Это письмо не было похожим ни на одно из предыдущих. Теперь Эрнст рассказывал только правду: без юношеской бравады и напускного героизма, без патриотического восторга и презрения к врагу. Он писал о том, как здесь тяжело и страшно. Он писал о своих истинных чувствах и переживаниях. Он писал так, чтобы родные знали всё. Знали и рассказывали другим. Он не боялся, что письмо прочитает военная цензура. Он знал: цензура не коснется этого послания. Ведь молодой человек писал его в своем сердце.
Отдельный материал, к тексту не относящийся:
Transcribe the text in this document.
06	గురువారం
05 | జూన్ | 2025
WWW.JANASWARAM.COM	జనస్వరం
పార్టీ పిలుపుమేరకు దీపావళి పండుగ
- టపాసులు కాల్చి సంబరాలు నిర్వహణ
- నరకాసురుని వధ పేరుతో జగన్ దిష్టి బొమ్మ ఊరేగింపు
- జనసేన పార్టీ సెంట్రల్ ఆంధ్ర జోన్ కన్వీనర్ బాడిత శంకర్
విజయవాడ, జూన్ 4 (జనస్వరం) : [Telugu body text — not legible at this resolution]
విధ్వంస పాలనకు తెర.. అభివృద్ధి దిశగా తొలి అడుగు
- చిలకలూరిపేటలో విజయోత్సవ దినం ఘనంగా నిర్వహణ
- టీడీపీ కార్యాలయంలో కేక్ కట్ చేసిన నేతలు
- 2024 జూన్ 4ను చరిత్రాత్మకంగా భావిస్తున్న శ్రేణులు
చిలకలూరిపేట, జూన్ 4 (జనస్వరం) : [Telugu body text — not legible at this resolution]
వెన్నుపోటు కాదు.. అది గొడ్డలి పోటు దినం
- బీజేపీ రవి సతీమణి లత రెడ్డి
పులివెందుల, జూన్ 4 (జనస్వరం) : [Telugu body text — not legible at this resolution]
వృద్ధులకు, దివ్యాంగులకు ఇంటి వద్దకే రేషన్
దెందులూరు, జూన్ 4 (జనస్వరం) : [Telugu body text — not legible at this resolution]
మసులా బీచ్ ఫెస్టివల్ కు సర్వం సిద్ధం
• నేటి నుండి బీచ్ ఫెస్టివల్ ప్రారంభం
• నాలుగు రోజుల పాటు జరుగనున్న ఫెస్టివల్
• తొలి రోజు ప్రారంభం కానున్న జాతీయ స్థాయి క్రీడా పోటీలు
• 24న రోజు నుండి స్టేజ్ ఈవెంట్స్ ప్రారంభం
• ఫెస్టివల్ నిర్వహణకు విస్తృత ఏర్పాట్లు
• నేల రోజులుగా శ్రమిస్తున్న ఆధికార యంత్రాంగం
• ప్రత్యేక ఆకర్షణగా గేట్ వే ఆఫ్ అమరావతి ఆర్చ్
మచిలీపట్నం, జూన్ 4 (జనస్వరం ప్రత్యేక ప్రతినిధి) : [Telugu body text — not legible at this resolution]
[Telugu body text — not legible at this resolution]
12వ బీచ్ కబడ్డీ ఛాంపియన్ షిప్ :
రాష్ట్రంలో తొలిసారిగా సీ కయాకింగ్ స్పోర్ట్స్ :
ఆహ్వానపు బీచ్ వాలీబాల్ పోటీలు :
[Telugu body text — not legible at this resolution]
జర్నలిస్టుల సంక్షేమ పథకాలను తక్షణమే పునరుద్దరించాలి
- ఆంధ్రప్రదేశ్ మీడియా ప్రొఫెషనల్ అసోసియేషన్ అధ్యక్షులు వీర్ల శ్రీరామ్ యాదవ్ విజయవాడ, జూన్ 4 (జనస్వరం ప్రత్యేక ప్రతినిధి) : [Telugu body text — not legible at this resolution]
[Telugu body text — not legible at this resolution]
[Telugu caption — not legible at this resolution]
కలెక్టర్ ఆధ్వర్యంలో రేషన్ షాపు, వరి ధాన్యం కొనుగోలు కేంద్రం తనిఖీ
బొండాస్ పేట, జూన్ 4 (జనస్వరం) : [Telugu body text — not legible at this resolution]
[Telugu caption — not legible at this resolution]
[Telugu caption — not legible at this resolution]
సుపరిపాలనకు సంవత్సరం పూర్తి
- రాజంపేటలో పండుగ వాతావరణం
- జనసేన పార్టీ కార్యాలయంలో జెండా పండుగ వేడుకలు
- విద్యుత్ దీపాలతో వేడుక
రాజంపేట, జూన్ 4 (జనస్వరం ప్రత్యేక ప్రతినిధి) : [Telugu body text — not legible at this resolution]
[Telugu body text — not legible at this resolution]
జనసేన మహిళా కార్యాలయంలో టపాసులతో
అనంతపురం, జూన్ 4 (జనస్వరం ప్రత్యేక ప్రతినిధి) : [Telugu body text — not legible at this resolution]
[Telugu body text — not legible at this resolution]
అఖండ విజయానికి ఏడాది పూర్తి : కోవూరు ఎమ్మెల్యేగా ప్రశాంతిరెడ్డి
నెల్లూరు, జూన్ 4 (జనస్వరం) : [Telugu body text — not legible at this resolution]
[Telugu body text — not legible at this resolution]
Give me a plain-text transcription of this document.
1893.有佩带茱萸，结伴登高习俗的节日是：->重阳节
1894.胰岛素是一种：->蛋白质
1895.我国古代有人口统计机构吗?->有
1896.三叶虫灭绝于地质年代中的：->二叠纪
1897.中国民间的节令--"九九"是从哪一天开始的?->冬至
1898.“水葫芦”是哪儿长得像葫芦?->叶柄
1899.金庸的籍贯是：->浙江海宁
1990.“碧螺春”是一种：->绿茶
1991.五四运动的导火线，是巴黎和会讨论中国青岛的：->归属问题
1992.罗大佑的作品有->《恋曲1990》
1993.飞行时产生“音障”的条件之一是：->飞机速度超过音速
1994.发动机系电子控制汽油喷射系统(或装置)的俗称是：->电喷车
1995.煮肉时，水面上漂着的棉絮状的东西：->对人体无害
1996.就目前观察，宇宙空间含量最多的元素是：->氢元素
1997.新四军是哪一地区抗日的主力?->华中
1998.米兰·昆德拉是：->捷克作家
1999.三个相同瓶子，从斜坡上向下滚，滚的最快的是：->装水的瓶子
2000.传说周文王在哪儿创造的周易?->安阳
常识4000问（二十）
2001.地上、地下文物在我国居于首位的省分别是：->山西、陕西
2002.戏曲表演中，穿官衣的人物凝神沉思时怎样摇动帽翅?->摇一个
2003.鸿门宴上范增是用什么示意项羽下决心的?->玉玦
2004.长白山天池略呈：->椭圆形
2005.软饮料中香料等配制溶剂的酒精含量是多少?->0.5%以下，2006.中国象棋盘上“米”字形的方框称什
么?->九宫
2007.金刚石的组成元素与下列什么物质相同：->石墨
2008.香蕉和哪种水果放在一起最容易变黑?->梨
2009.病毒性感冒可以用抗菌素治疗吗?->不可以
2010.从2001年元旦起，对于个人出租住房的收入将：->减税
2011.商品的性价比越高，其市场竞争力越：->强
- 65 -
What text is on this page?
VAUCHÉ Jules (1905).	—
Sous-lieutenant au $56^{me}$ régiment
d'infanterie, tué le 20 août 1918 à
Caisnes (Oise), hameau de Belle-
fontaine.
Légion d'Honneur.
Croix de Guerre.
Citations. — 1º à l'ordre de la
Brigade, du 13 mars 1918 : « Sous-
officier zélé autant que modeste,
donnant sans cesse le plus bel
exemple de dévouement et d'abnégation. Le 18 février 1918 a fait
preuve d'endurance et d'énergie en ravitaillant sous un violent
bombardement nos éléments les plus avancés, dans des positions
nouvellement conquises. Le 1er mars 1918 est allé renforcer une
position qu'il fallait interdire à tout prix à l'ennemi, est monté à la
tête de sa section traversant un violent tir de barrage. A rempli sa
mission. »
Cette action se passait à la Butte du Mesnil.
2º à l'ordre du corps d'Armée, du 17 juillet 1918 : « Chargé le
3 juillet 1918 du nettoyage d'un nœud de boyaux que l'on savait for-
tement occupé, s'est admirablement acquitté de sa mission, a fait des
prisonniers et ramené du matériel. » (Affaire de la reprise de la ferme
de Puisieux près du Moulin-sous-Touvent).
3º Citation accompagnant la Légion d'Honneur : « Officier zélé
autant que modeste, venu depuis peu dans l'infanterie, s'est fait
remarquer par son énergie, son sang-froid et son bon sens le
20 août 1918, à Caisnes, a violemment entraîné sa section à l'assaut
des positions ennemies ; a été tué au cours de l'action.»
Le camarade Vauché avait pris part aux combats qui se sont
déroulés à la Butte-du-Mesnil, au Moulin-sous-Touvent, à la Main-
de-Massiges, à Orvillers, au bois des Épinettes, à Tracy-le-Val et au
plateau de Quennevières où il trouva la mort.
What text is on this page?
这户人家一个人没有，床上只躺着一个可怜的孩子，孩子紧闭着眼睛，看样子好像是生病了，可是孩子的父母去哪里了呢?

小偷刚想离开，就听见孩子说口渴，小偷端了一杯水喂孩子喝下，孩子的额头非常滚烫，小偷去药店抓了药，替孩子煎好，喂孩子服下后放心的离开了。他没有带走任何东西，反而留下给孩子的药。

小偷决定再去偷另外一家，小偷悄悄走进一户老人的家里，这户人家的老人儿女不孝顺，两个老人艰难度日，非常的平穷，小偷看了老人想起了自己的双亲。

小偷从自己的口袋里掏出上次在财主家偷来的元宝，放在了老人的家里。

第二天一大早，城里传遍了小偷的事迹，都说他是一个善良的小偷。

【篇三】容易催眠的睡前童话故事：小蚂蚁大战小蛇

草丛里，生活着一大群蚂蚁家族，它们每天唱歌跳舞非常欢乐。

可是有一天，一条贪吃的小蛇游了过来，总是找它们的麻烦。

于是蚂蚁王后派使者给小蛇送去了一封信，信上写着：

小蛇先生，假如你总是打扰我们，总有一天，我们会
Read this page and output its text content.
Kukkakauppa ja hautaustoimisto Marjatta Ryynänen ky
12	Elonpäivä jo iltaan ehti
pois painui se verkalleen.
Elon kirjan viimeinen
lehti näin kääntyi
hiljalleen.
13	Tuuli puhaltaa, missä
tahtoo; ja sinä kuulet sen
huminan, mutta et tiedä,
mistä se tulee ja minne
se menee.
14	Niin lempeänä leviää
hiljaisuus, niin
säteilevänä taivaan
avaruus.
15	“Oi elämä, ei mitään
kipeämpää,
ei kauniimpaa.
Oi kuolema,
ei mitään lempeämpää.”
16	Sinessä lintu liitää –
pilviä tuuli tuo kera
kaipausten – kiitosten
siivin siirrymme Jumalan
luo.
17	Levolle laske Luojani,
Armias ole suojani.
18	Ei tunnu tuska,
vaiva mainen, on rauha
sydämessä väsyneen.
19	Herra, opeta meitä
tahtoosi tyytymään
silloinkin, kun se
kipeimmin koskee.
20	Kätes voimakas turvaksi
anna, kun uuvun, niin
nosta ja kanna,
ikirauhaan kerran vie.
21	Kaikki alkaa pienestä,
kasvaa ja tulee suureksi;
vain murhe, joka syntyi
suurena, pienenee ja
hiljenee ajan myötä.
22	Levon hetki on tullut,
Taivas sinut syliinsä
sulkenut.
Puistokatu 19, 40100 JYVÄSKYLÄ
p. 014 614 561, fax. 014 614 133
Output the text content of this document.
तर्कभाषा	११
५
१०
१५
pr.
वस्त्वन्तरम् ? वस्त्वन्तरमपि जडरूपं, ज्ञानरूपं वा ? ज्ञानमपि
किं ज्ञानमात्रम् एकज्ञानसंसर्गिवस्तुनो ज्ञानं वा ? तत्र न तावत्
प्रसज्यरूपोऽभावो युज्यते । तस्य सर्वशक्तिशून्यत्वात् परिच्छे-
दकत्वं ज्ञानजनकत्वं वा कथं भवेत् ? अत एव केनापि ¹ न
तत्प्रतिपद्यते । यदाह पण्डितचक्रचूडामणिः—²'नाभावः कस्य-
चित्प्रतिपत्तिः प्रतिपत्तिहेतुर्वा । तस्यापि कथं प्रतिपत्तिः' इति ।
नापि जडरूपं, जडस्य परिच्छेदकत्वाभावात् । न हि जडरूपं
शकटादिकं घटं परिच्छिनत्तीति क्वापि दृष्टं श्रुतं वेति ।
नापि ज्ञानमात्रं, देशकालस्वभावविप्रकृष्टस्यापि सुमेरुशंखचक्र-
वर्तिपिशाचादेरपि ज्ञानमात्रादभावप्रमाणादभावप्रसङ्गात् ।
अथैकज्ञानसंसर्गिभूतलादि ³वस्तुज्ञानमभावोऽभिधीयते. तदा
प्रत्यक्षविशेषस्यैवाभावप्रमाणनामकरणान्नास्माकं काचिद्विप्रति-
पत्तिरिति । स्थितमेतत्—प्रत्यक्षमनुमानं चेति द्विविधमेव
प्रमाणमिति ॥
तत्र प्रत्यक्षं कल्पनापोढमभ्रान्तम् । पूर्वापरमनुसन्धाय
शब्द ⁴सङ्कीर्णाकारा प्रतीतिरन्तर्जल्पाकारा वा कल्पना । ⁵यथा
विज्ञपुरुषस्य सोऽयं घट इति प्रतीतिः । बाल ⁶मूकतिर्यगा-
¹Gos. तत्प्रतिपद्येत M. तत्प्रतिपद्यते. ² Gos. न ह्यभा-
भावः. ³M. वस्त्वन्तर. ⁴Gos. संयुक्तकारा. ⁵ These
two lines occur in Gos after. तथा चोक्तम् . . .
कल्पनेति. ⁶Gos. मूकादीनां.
Эрнст словно бы стоял на месте, а мимо него медленно проплывали укрытые белыми простынями пирамиды. Своими вершинами они гладили темное ночное небо. Ели и сосны, будто понимая, что они тоже являются участниками боев, облачились в снежные маскировочные костюмы. Отныне линия фронта пролегала сквозь них. Где-то там, за плечами лесного воинства залитая лунным светом растянулась с юга на север тысяча километров изрытой траншеями земли. Тысяча километров земли, перепаханной артиллерией и бронетехникой. На ней застывшие в напряженном ожидании минометы и накрытые чехлами пушки, пулеметные гнезда и наблюдательные пункты, вкопанные в мерзлую землю танки и замаскированные зенитные батареи, сотни тонн колючей проволоки и тысячи квадратных километров минных полей, груды боеприпасов и тысячи тонн продовольствия. Миллионы людей в военной форме. Люди в траншеях и в землянках, люди, прильнувшие к прицелам и склонившиеся над картами, люди, греющие руки у огня, и люди, сжимающие оружие. Люди, готовые умереть, и люди, цепляющиеся за жизнь. Люди, люди, люди… Люди в белых маскировочных костюмах, осторожно ползущие по снегу мимо людей, давно превратившихся в замерзшие снежные холмики на узкой нейтральной полосе. И посреди всего этого, утопая в сугробах, брел солдат, который чувствовал себя оторванным от воюющего человечества и выброшенным в ледяную пустыню за пределами мировой бойни. Теперь у него была своя линия фронта и своя битва. Эрнст шел, размышляя о последнем письме домой, он представлял, каким бы оно должно быть. Молодой человек перебирал события, о которых ему хотелось бы поведать своим близким. И теперь это были истории, о которых вообще не принято рассказывать:

«…я помню, как плакал бедняга Эккард, когда ему ампутировали отмороженные пальцы на ногах. Как бывалые ветераны называли его сопляком и счастливчиком за то, что он так легко отделался. Они восклицали: «Подумать только, всего лишь несколько пальцев! Ничтожная цена за то, чтобы снова увидеть родных! Не плачь, глупец, война для тебя окончена – ты едешь домой!»